Our existing products are used in a variety of settings.
NHS staff and private healthcare teams are using our DR.VR systems to reduce pain and anxiety in burns units, in fracture clinics and other situations where patients may need help to stay calm. Patients can experience different types of VR software, such as breathing exercises for calming, 360° videos for distraction and games that act as task-based distractions.
Before we applied for Clwstwr funding, we felt we were on the edge of something.
We knew we had the ability to make powerful content and we were intrigued by the possibilities for using VR in the medical world. We had already done feasibility studies around the use of VR in maternity and could see huge potential, so we successfully applied for Clwstwr funding to put towards the creation of a product.
We chose to use the Design Council’s Double Diamond methodology.
The Double Diamond is basically a design plan, a process with four phases that you follow to create something. We’d used elements of it for our DR.VR Junior product, and we were keen to see if it would work for us as a way of doing R&D.
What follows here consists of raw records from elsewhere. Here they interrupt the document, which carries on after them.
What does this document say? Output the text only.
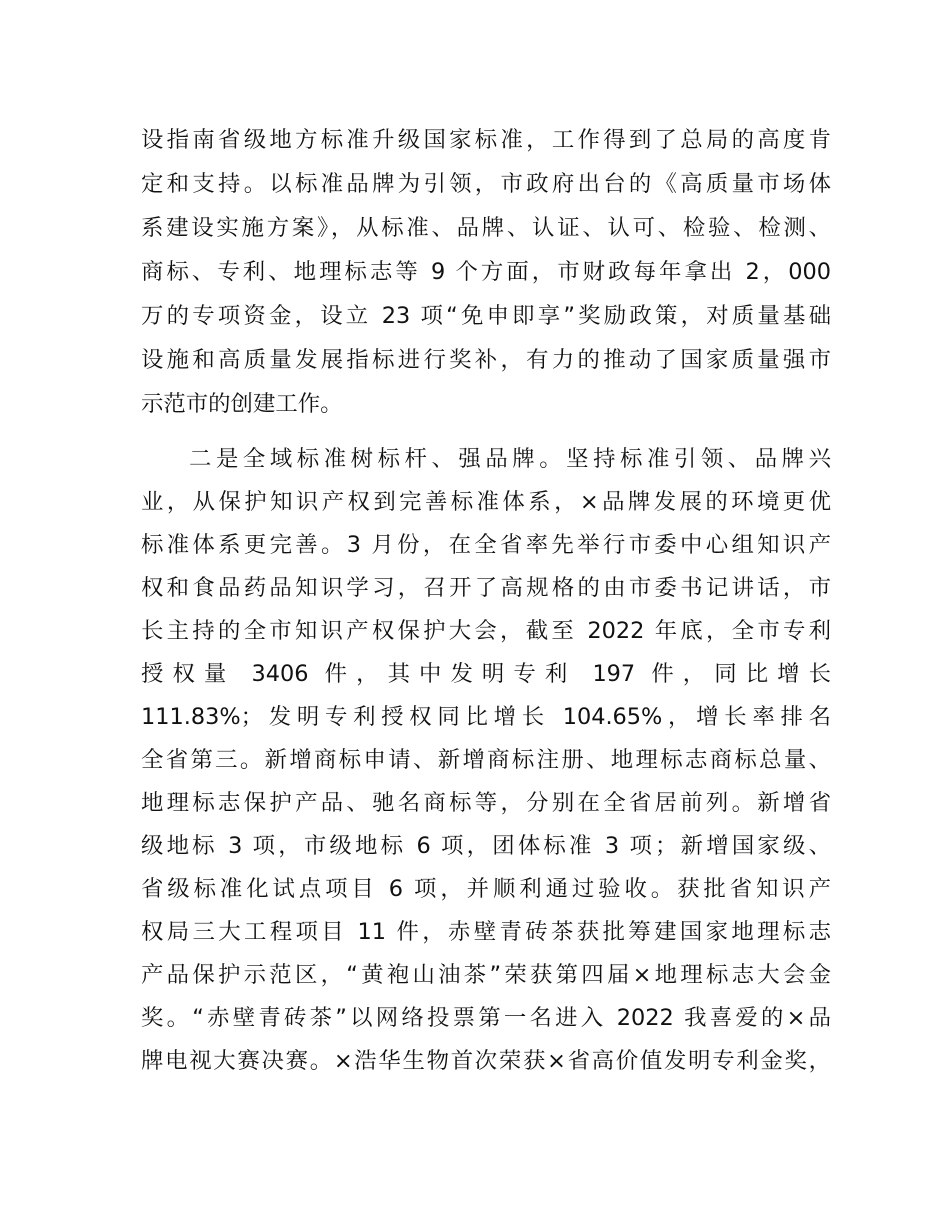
设指南省级地方标准升级国家标准，工作得到了总局的高度肯
定和支持。以标准品牌为引领，市政府出台的《高质量市场体
系建设实施方案》，从标准、品牌、认证、认可、检验、检测、
商标、专利、地理标志等 9 个方面，市财政每年拿出 2，000
万的专项资金，设立 23 项“免申即享”奖励政策，对质量基础
设施和高质量发展指标进行奖补，有力的推动了国家质量强市
示范市的创建工作。
二是全域标准树标杆、强品牌。坚持标准引领、品牌兴
业，从保护知识产权到完善标准体系，×品牌发展的环境更优
标准体系更完善。3 月份，在全省率先举行市委中心组知识产
权和食品药品知识学习，召开了高规格的由市委书记讲话，市
长主持的全市知识产权保护大会，截至 2022 年底，全市专利
授权量 3406 件，其中发明专利 197 件，同比增长
111.83%；发明专利授权同比增长 104.65%，增长率排名
全省第三。新增商标申请、新增商标注册、地理标志商标总量、
地理标志保护产品、驰名商标等，分别在全省居前列。新增省
级地标 3 项，市级地标 6 项，团体标准 3 项；新增国家级、
省级标准化试点项目 6 项，并顺利通过验收。获批省知识产
权局三大工程项目 11 件，赤壁青砖茶获批筹建国家地理标志
产品保护示范区，“黄袍山油茶”荣获第四届×地理标志大会金
奖。“赤壁青砖茶”以网络投票第一名进入 2022 我喜爱的×品
牌电视大赛决赛。×浩华生物首次荣获×省高价值发明专利金奖，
We started with the ‘discover’ phase, gathering everyone we wanted to work with and assessing where we could go with the project. Then we went into the ‘define’ phase. We stopped thinking so big, discussed what we were actually going to do and boiled our ideas down into a set of briefs. In the ‘develop’ phase, we came up with six ideas for prototypes and thought about how they might work. Lastly, in the ‘deliver’ phase, we chose three of the prototypes to actually test on people to see if they worked.
The technology we’ve created is so special.
Throughout this project, we were really interested in biofeedback (where you use electronics to monitor certain automatic bodily functions, like breathing, in order to train someone to gain more voluntary control of that function). We designed each of the prototypes around the interaction between different biometric devices and VR environments.
One of the environments we created was a scene where you walk along an undulating path, one was based on migrating starlings and one was very much about visualisation. As the biometric devices picked up readings from the user to determine how relaxed they are in the real world environment, the VR environment was altered accordingly to help the user become more at ease.
We have lots of avenues to explore following our R&D.
The success of the R&D has encouraged us to continue developing a maternity and hypnobirthing VR product alongside our other work. We’re really encouraged by the work we’ve been doing around biofeedback, so we’ll continue to research and develop how VR and biofeedback can work harmoniously to better patients. We’d like to look into how the product could be used throughout pregnancy, not just at the birth, and we’d like to explore how it might be used for at-home hypnobirthing experiences.